As soon as you see it written like that, it looks pretty absurd, but that seems to be the thought process that leads to the conclusion that Proverbs focuses on the sins of the poor. Of course, in modern welfare states, we are all well aware of the phenomenon of a whole class of indolent indigents; but, though certainly there have been plenty of lazy poor people throughout history, this is hardly an accurate generalization. Indeed, I think, if you took a broad historical sampling, you would find that laziness was more often a temptation of the rich (who could get by with it, for a while), than for the poor (who, usually lacking welfare services, would’ve starved if they hadn’t been willing to work). And so it is that in most of these warnings to the sluggard in Proverbs, the warning is not phrased “You’re poor, and you’d better work your way out of it” but “If you don’t work, you’ll end up poor,” which seems to presuppose that the person being admonished has some wealth to begin with. For example, in the famous passage in 24:30-34, the lazy man has a vineyard, a field, a stone wall—he seems rather well-off—and he is warned “a little sleep, a little slumber, a little folding of the hands to rest; so shall your poverty come like a prowler, and your need like an armed man”—the poverty is something new that will come on him; not a condition he is living in. And in 21:25-6, the lazy man seems like a person with money, because he is condemned for greedy, rather than being a generous giver: “the desire of the lazy man kills him, for his hands refuse to labor. He covets greedily all day long, but the righteous gives and does not spare.” The warnings against sloth, then, far from being taken as admonitions to the poor, are probably better taken as warnings to the rich against becoming poor. But let’s be conservative, and count them half each way. This will affect 7 passages, totaling 18 verses (6:6-11; 10:4-5; 13:4; 20:4; 20:13; 21:25-6; 24:30-34), which will then count for 3.5 passages (9 verses) on both the rich and poor sides of the equation. This leaves only 4 passages, totaling 5 verses, which actually clearly address temptations of the poor (13:8; 28:3; 28:19; 30:8-9).

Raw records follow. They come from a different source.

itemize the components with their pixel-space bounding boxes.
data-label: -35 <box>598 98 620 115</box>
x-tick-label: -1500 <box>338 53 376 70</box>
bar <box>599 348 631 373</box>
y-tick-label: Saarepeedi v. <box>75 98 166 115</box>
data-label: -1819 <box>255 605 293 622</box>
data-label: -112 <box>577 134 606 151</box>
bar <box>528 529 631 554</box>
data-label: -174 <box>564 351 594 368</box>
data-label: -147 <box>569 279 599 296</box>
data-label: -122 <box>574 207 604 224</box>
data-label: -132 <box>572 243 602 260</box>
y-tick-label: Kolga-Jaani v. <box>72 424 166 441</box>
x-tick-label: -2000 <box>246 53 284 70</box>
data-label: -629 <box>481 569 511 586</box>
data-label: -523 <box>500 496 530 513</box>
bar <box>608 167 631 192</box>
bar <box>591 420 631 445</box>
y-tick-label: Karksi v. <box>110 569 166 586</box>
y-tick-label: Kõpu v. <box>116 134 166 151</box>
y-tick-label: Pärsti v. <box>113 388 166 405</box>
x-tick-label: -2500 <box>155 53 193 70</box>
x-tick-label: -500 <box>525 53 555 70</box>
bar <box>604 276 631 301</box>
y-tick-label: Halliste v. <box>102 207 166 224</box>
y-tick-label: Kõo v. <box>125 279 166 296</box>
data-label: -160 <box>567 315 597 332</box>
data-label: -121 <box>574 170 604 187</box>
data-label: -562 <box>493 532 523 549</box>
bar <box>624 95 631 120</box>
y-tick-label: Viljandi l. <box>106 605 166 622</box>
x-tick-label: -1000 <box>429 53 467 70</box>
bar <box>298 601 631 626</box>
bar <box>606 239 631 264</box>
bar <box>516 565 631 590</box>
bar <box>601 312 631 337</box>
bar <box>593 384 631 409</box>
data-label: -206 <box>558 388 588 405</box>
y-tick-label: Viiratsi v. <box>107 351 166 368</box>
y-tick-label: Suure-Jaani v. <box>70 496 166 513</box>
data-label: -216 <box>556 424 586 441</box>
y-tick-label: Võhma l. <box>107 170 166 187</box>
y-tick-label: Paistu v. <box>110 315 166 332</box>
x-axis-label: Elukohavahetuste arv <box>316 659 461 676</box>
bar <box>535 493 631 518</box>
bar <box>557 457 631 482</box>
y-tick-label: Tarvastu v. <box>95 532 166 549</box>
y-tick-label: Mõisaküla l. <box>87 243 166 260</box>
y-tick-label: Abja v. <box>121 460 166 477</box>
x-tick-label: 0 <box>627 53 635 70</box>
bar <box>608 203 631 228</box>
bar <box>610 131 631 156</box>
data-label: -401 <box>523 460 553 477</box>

In the final analysis, then, we have 34.5 exhortations to the rich, totaling 54 verses, and only 7.5 exhortations to the poor, totaling 14 verses. Proverbs, then, has 4-5 times as much to say against the sins of the rich than against the sins of the poor, and the former are usually addressed much more explicitly and directly. This hardly constitutes a shift in emphasis from the message of the prophets.
In conclusion then, whatever Wilson may see in Proverbs and Paul, it is clear that these parts of the Bible join with the unanimous chorus of Scripture in focusing on the sins that come from mammon—greed, pride, oppression, and lack of generosity. The poor do face their own temptations, and the Bible is aware of this, but does not seem overly worked up about it. As wealthy American Christians, we need to take a good look in the mirror that the Bible provides, rather than reprimanding the “lazy poor” from our comfortable armchairs.